Uno dei maestri della filosofia italiana legge Dante. Il libro raccoglie tre saggi su tre luoghi esemplari delle tre Cantiche della Commedia, e si chiude con una riflessione di rara profondità sulla tecnica poetica del “Paradiso”. Carlo Sini mostra in queste pagine come in Dante si vada costruendo un inedito, circolare rimando tra il mondo degli affetti privati, il destino politico di Firenze e dell’impero, l’affresco generale della storia umana e della salvezza che la attende. Assistiamo così alla fondazione di una nuova identità – psicologica, etica, politica – dell’Occidente. Un’identità che vediamo oggi attraversare profondissime trasformazioni, non prive di una enigmatica fedeltà a quanto Dante vide e cantò nel suo capolavoro.

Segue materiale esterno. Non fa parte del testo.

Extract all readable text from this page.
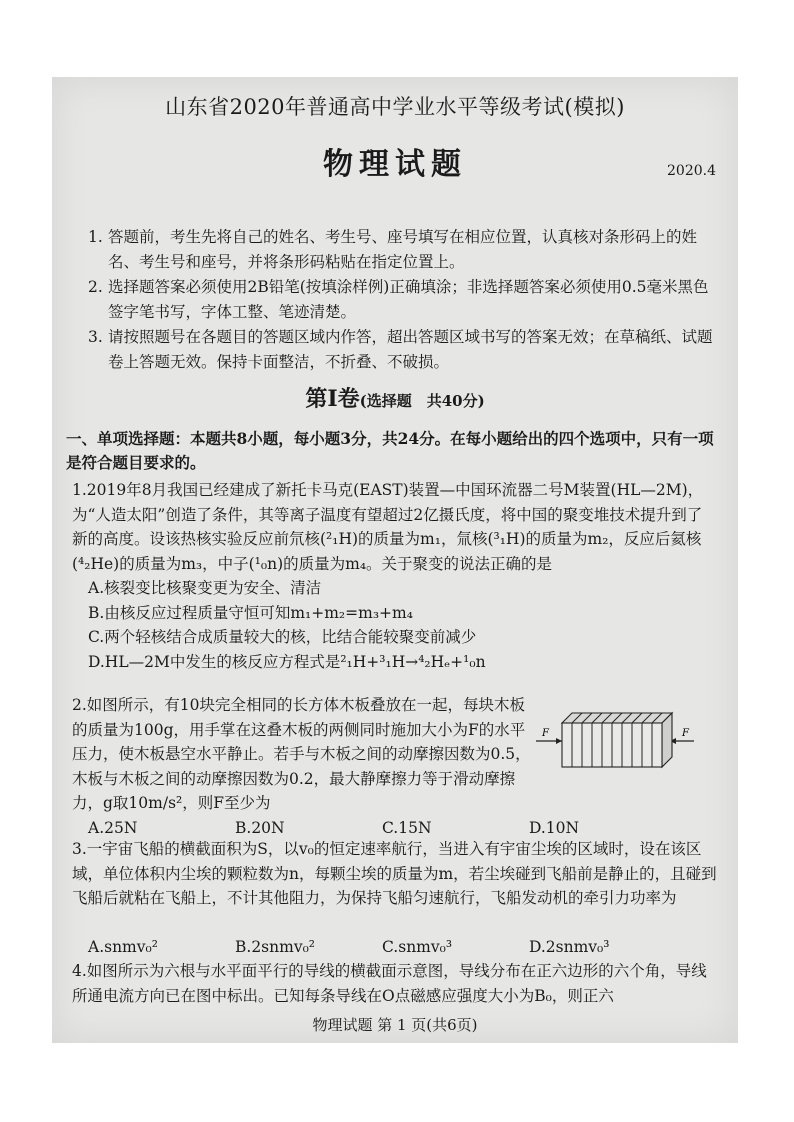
山东省2020年普通高中学业水平等级考试(模拟)
物理试题	2020.4
1. 答题前，考生先将自己的姓名、考生号、座号填写在相应位置，认真核对条形码上的姓名、考生号和座号，并将条形码粘贴在指定位置上。
2. 选择题答案必须使用2B铅笔(按填涂样例)正确填涂；非选择题答案必须使用0.5毫米黑色签字笔书写，字体工整、笔迹清楚。
3. 请按照题号在各题目的答题区域内作答，超出答题区域书写的答案无效；在草稿纸、试题卷上答题无效。保持卡面整洁，不折叠、不破损。
第Ⅰ卷(选择题　共40分)
一、单项选择题：本题共8小题，每小题3分，共24分。在每小题给出的四个选项中，只有一项是符合题目要求的。
1.2019年8月我国已经建成了新托卡马克(EAST)装置—中国环流器二号M装置(HL—2M)，为“人造太阳”创造了条件，其等离子温度有望超过2亿摄氏度，将中国的聚变堆技术提升到了新的高度。设该热核实验反应前氘核(²₁H)的质量为m₁，氚核(³₁H)的质量为m₂，反应后氦核(⁴₂He)的质量为m₃，中子(¹₀n)的质量为m₄。关于聚变的说法正确的是
A.核裂变比核聚变更为安全、清洁
B.由核反应过程质量守恒可知m₁+m₂=m₃+m₄
C.两个轻核结合成质量较大的核，比结合能较聚变前减少
D.HL—2M中发生的核反应方程式是²₁H+³₁H→⁴₂Hₑ+¹₀n
2.如图所示，有10块完全相同的长方体木板叠放在一起，每块木板的质量为100g，用手掌在这叠木板的两侧同时施加大小为F的水平压力，使木板悬空水平静止。若手与木板之间的动摩擦因数为0.5，木板与木板之间的动摩擦因数为0.2，最大静摩擦力等于滑动摩擦力，g取10m/s²，则F至少为
F	F
A.25N	B.20N	C.15N	D.10N
3.一宇宙飞船的横截面积为S，以v₀的恒定速率航行，当进入有宇宙尘埃的区域时，设在该区域，单位体积内尘埃的颗粒数为n，每颗尘埃的质量为m，若尘埃碰到飞船前是静止的，且碰到飞船后就粘在飞船上，不计其他阻力，为保持飞船匀速航行，飞船发动机的牵引力功率为
A.snmv₀²	B.2snmv₀²	C.snmv₀³	D.2snmv₀³
4.如图所示为六根与水平面平行的导线的横截面示意图，导线分布在正六边形的六个角，导线所通电流方向已在图中标出。已知每条导线在O点磁感应强度大小为B₀，则正六
物理试题 第 1 页(共6页)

La parola poetica del Paradiso
Come intendere la parola poetica del Paradiso è una questione antica. Non ho bisogno di ricordare quante e quanto diverse, o contrastanti, posizioni critiche si sono succedute in proposito. Se stiamo a una tesi ancora oggi diffusa, l’Inferno sarebbe la cantica più poeticamente riuscita; il Purgatorio la seguirebbe da vicino; il Paradiso invece mostrerebbe una generale diminuzione della forza poetica. Qui l’elemento dottrinario, la filosofia e la teologia con le loro componenti politiche e morali, occuperebbero uno spazio sempre più rilevante, a detrimento della pura ispirazione ed espressione poetiche. Da tempo questa tesi è stata validamente contestata. Vorrei addurre a mia volta ulteriori argomenti critici per avvalorare un diverso giudizio, soprattutto suggerendo un lettura che tenga conto di un generale mutamento di prospettiva, ispirato a quel suono dell’invisibile di cui qui si tenterà di far questione.